Parents who manage their children's diets, restricting their saturated fat intake and focusing on foods rich in healthful, unsaturated, eat better than parents who don't monitor what their children eat, a new study published last week shows. While that may not sound like much of a surprise, consider this: not only do those parents eat better foods, but they benefit from those smart, healthy choices too. Here's how.

The study, dubbed the Special Turku Coronary Risk Factor Intervention Project, was conducted in two parts over the course of 20 years. More than 1,100 infants and their parents from Finland were chosen between 1989 and 1992 to participate. Split into two groups, half of the children and parents received nutritional counseling focused on getting the children to eat fewer saturated fats and more unsaturated fats, while the other half were left to their own devices and were given no nutritional advice.

The first part of the study found that children who'd received dietary counseling—which was conducted at least once a year for about 12 years—had decreased their saturated fat intake and improved their cardiovascular health. So in the second part of the study, the researchers looked at the parents of those children. They'd also sat through dietary counseling—but the advice was focused on getting their kids to eat better foods. Did the parents also take the advice and find a way to make it work?

In studying the parents' food journals, which they were required to keep over the course of the 20-year-long study, the researchers found the parents were also eating better, and their health was improved because of their positive choices.

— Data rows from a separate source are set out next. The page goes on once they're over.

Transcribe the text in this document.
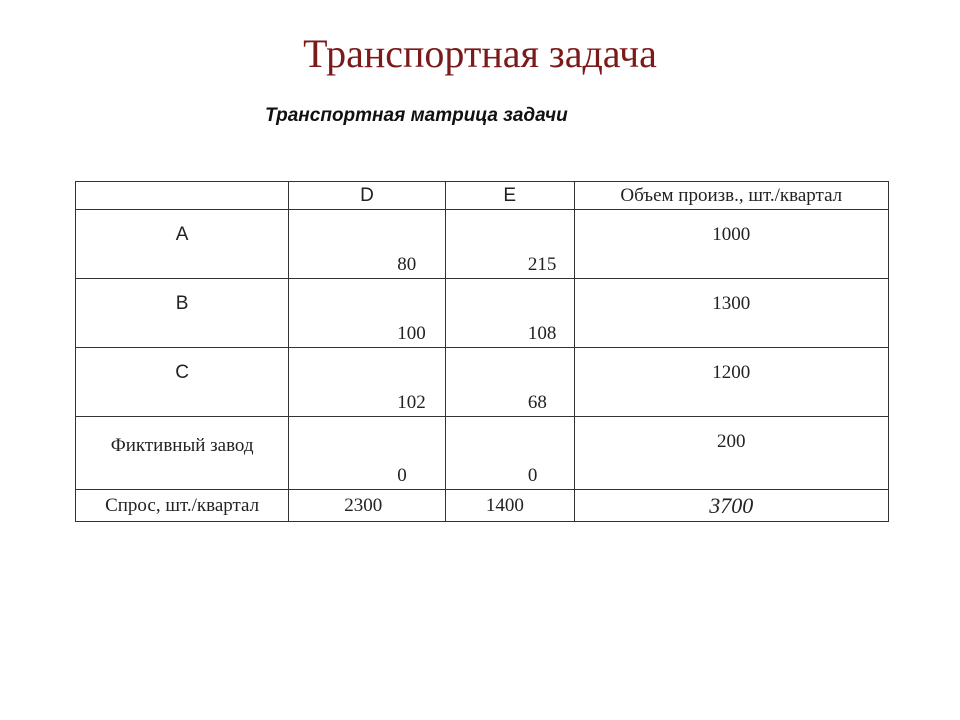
Транспортная задача
Транспортная матрица задачи
	D	E	Объем произв., шт./квартал
A	80	215	1000
B	100	108	1300
C	102	68	1200
Фиктивный завод	0	0	200
Спрос, шт./квартал	2300	1400	3700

According to the study, those parents consumed significantly more polyunsaturated and monounsaturated fats, and significantly less saturated fat compared to parents who had not counseled their kids to do the same. Those mothers also decreased their serum totals and LDL concentrations—but not in a statistically significant way.

"The child-oriented dietary intervention contributed advantageously to the parental diet in the long-term and tended to reflect lipid concentrations," Johanna Jaakkola, a postdoctoral researcher at the University of Turku and lead researcher, said. That's because, she explained, "presumably, all family members eat the same foods and thus child-oriented dietary counseling also affects parents' diets."